Here’s what happened. In the Spanish-American war (1898), the U.S. beat up Spain and stole its lunch. It also took away some of its colonies, including Cuba, Puerto Rico, and the Philippines. The people of the Philippines objected to the benevolent Americans taking over their country and wanted to be an independent nation, and this resulted in a conflict in which the American government tried to convince the Filipinos about the advantages of freedom, truth, and the American way by shooting at them.
One of the most egregious incidents of this conflict was a battle in which an American army unit surrounded a tribe of 300 “naked” indigenous people (the Moros)––it was a group which included women, children, and babes in arms. The 150 or so native Filipino warriors were armed with extremely sharp sticks, but the 600 U.S. soldiers only had rifles, cannons, and Gatling guns. It took a couple of days for the American forces to entirely wipe out the naked savages, including the vicious children and the murderous infants. President Theodore Roosevelt lauded this battle as one of the most valorous feats of arms in American history. Twain wrote a scathing editorial about the massacre but was apparently afraid to publish it at the time due to a possible (and probably likely) adverse public reaction to Twain’s assailing the popular “My country right or wrong” trope. That editorial was published in this autobiography about 110 years too late.

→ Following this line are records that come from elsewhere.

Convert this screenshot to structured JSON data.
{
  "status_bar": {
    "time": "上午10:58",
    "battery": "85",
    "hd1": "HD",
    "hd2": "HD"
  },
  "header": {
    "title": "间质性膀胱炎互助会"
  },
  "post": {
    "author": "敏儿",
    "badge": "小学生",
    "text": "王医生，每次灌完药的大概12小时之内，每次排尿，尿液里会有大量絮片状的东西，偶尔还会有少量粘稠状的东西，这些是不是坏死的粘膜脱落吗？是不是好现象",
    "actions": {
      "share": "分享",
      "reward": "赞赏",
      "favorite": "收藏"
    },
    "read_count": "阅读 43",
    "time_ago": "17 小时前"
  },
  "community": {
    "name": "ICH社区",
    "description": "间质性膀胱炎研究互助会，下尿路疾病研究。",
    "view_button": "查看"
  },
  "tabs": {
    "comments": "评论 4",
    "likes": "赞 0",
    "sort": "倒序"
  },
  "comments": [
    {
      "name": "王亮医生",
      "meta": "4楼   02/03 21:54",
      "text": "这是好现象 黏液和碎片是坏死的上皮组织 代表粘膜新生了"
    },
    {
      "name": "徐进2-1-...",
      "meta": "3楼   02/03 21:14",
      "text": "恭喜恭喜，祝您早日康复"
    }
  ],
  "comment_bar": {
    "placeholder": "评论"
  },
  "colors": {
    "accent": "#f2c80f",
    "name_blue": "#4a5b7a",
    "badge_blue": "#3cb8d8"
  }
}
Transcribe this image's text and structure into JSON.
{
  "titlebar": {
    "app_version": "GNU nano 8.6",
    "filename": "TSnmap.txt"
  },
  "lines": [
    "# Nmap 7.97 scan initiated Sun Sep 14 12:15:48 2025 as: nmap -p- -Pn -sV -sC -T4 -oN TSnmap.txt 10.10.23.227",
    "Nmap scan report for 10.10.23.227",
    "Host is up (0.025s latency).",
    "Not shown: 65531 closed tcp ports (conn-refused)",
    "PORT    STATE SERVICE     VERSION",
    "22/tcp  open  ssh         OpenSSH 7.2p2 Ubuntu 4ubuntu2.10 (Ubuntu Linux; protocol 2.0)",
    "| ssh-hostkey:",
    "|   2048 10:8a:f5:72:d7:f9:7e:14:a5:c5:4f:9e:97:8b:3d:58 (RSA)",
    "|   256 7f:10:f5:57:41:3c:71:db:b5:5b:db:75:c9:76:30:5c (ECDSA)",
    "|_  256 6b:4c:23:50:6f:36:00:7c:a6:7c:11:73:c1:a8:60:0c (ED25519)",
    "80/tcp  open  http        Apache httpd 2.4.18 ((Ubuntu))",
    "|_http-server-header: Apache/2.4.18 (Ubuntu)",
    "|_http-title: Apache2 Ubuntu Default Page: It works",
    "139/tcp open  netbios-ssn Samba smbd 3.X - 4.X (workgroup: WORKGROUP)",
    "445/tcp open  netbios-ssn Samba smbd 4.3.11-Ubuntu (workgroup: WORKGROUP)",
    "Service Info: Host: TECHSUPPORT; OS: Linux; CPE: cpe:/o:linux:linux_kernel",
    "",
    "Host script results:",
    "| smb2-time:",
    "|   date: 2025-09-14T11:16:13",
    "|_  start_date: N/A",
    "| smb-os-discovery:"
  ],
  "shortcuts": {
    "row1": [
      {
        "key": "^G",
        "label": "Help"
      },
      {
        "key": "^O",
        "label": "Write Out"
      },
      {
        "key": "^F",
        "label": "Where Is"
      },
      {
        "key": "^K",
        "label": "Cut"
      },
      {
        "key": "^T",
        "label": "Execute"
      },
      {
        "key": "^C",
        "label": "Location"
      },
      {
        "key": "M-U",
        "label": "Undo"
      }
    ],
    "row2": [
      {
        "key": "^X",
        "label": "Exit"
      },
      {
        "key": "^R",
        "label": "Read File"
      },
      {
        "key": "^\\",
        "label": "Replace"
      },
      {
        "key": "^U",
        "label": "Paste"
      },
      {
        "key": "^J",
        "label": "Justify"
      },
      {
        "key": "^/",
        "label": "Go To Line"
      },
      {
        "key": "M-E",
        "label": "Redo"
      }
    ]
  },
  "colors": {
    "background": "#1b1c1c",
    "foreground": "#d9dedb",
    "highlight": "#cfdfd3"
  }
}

This ★★★ hardcover edition might be valuable for those interested in the more academic aspects of Twain’s works, but if you are looking for a version to read for enjoyment, I highly recommend the 🌟🌟🌟🌟🌟 1959 version of the autobiography that was edited by Charles Neider. Neider’s version is arranged in chronological order, while the 2010 version follows an annoying stream of consciousness arrangement of presenting incidents in the order Twain wrote about them rather than in the order that the events actually occurred. Also, while the 2010 edition includes many of Twain’s ad hominem rants it omits many of the more interesting and amusing incidents that appear in Neider’s edit.
Note: The 2010 hardcover tome does make a fine stepstool, though.